A epidermólise bolhosa (EB) é uma condição genética que afeta não só a pele como também as mucosas as tornando extremamente frágil e suscetível a bolhas e feridas. Com o intuito de disseminar informações sobre a EB, a ação no RioMar contará com uma equipe multidisciplinar composta por profissionais especializados, incluindo dermatologistas, nutricionistas, gastroenterologistas, oftalmologistas, psicólogos, enfermeiros, farmacêuticos e advogados.
Durante o evento, o público terá a oportunidade de conhecer algumas pessoas com EB, interagir com a equipe de atendimento, esclarecer dúvidas e aprofundar seus conhecimentos sobre a doença. Além disso, serão abordados temas como sintomas, tratamentos disponíveis e os direitos legais das pessoas que convivem com essa condição.
Além de educativa, a iniciativa também irá oferecer momentos de brincadeiras e roda de capoeira aos visitantes. A ação acontecerá durante todo o sábado, das 10h às 22h, no Coworking Sustentável, localizado no piso L1, ao lado da Kalunga.
A epidermólise bolhosa (EB) é uma doença multissistêmica hereditária, não contagiosa, ainda sem cura e geralmente surgem logo após o nascimento.

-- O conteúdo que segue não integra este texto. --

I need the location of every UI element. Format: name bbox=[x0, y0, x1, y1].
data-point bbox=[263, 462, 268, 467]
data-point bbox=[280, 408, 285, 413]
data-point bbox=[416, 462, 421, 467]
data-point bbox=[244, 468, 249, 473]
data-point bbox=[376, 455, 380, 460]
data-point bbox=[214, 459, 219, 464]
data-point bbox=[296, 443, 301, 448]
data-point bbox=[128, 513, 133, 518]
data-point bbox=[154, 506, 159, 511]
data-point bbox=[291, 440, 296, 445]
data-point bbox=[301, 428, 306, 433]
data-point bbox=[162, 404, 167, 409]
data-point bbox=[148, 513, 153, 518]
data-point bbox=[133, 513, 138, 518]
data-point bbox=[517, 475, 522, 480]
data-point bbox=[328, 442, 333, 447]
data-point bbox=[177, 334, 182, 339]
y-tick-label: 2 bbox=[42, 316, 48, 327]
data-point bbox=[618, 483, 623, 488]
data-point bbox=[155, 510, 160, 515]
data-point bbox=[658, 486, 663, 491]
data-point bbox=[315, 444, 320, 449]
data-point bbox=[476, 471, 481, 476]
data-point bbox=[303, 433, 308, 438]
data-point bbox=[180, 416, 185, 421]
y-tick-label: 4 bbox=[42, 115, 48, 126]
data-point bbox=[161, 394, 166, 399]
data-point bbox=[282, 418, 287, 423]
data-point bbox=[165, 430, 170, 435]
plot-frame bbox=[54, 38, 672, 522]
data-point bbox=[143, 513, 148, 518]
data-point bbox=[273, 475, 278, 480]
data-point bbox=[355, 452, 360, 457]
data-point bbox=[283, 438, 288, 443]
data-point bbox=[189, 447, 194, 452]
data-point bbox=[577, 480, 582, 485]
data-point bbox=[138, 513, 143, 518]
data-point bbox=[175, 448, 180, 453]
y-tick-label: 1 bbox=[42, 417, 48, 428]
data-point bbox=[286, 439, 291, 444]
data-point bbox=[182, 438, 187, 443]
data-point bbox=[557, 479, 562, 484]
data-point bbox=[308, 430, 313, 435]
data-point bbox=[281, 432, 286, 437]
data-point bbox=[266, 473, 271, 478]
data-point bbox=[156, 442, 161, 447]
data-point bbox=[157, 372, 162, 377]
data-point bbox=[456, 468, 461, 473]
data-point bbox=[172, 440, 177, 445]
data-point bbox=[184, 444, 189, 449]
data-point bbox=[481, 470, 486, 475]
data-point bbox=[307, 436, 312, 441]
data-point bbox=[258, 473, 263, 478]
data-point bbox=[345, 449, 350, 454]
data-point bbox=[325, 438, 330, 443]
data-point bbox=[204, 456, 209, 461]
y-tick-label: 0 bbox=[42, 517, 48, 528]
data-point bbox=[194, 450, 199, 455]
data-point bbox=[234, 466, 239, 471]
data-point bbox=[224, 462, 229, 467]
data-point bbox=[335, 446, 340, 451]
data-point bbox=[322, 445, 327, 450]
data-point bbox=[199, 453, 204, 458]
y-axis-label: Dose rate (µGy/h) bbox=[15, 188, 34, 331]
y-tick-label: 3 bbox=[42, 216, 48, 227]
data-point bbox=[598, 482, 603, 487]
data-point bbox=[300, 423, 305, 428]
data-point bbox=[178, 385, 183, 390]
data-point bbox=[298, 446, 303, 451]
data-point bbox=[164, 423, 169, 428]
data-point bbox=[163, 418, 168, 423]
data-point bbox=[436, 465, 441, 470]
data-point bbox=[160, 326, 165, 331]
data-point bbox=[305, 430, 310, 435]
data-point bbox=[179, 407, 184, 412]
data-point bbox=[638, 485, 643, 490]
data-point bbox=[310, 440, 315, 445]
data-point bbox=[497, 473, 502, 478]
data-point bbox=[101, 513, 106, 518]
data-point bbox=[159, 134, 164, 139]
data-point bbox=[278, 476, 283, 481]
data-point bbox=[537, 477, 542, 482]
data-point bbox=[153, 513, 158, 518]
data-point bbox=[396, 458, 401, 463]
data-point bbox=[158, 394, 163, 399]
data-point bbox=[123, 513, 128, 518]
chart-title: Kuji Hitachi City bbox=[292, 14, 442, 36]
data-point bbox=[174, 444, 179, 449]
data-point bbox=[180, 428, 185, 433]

Epidermólise bolhosa (EB) não é o nome de uma única doença de pele, mas sim de um grupo de doenças clinicamente e geneticamente diferentes. Sua característica comum é a manifestação de bolhas, que se formam ao mínimo atrito na pele ou membranas mucosas. A EB engloba quatro tipos principais: EB simples (EBS), EB juncional (EBJ), EB distrófica (EBD) e EB Kindler (EBK), com mais de 30 subtipos que diferem pela localização na camada de pele na qual as bolhas são formadas e pela causa genética.
A pele normal possui uma proteína chamada colágeno, que a mantém protegida e íntegra e é responsável pela união das células das camadas mais superficiais e internas da epiderme. Nas pessoas com EB, esse colágeno é ausente ou alterado. Isso leva ao descolamento da pele com formação de bolhas ao mínimo atrito. Por esse motivo as pessoas que possuem EB são conhecidas como “Borboletas”, pois a pele se assemelha às asas de uma borboleta por causa da sua fragilidade. A pele descola por trauma, pelo calor excessivo e até mesmo de forma espontânea, causando bolhas dolorosas. Os sintomas podem variar de leve a grave, conforme o tipo e subtipo da doença.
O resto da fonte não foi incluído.